Well, folks, sometimes you shoot some stuff but it doesn't make the final cut. Still, it was a pretty unforgettable experience to spend eight days on the set of @RevenantMovie this year, working with masters like Inarritu and Chivo and shooting a scene with DiCaprio himself. Should be an incredible flick [but don't blink or you'll miss me].
How was it working with Leonardo DiCaprio on a large production like The Revenant?
Well I only had the one day with Leo and he was great, I mean, he keeps to himself a lot but he came up to me and introduced himself which I thought was very gracious of him. He was extremely focused on set and this was at a point where they had been shooting this film for about a year. I actually overheard him say to somebody, as he was taking a toke from his e-cigarette, and he said “Man I can’t wait for this thing to be over”.

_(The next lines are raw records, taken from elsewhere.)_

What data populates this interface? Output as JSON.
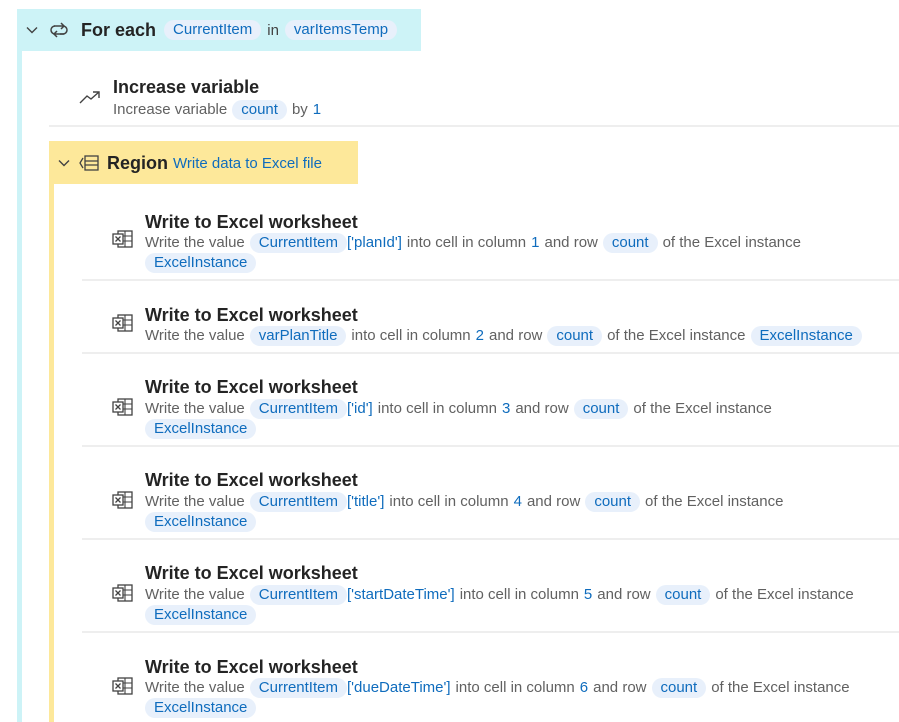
{
  "foreach": {
    "keyword": "For each",
    "item_var": "CurrentItem",
    "in_label": "in",
    "list_var": "varItemsTemp"
  },
  "increase": {
    "title": "Increase variable",
    "prefix": "Increase variable",
    "var": "count",
    "by_label": "by",
    "amount": "1"
  },
  "region": {
    "keyword": "Region",
    "name": "Write data to Excel file"
  },
  "steps": [
    {
      "title": "Write to Excel worksheet",
      "p1": "Write the value",
      "value_var": "CurrentItem",
      "value_suffix": "['planId']",
      "p2": "into cell in column",
      "column": "1",
      "p3": "and row",
      "row_var": "count",
      "p4": "of the Excel instance",
      "instance": "ExcelInstance"
    },
    {
      "title": "Write to Excel worksheet",
      "p1": "Write the value",
      "value_var": "varPlanTitle",
      "value_suffix": "",
      "p2": "into cell in column",
      "column": "2",
      "p3": "and row",
      "row_var": "count",
      "p4": "of the Excel instance",
      "instance": "ExcelInstance"
    },
    {
      "title": "Write to Excel worksheet",
      "p1": "Write the value",
      "value_var": "CurrentItem",
      "value_suffix": "['id']",
      "p2": "into cell in column",
      "column": "3",
      "p3": "and row",
      "row_var": "count",
      "p4": "of the Excel instance",
      "instance": "ExcelInstance"
    },
    {
      "title": "Write to Excel worksheet",
      "p1": "Write the value",
      "value_var": "CurrentItem",
      "value_suffix": "['title']",
      "p2": "into cell in column",
      "column": "4",
      "p3": "and row",
      "row_var": "count",
      "p4": "of the Excel instance",
      "instance": "ExcelInstance"
    },
    {
      "title": "Write to Excel worksheet",
      "p1": "Write the value",
      "value_var": "CurrentItem",
      "value_suffix": "['startDateTime']",
      "p2": "into cell in column",
      "column": "5",
      "p3": "and row",
      "row_var": "count",
      "p4": "of the Excel instance",
      "instance": "ExcelInstance"
    },
    {
      "title": "Write to Excel worksheet",
      "p1": "Write the value",
      "value_var": "CurrentItem",
      "value_suffix": "['dueDateTime']",
      "p2": "into cell in column",
      "column": "6",
      "p3": "and row",
      "row_var": "count",
      "p4": "of the Excel instance",
      "instance": "ExcelInstance"
    }
  ],
  "icons": {
    "foreach_collapse": "chevron-down-icon",
    "foreach": "loop-icon",
    "increase": "trend-up-icon",
    "region_collapse": "chevron-down-icon",
    "region": "region-icon",
    "excel": "excel-sheet-icon"
  },
  "colors": {
    "foreach_bg": "#cdf3f7",
    "region_bg": "#fde89a",
    "token": "#0f6cbd",
    "pill_bg": "#e8f0fb"
  }
}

I didn’t have to do any of that insanely hard stuff but I heard all the stories. They lived through an Alberta winter in the mountains, they weren’t faking any of that stuff, they were really getting in rivers. And he (Leonardo DiCaprio) was really nice because he was really aware of my safety, like there was a scene where I was in his hut burning it down and he comes in and finds me and basically fires a gun right me. They obviously have a fake gun with blanks but it’s still dangerous because little projectiles can still come out so he was making sure and asking where he should aim the gun because he didn’t want to aim it at my face and I was like “Aw you’re so nice! You don’t want to shoot me in the face for real, what a guy!”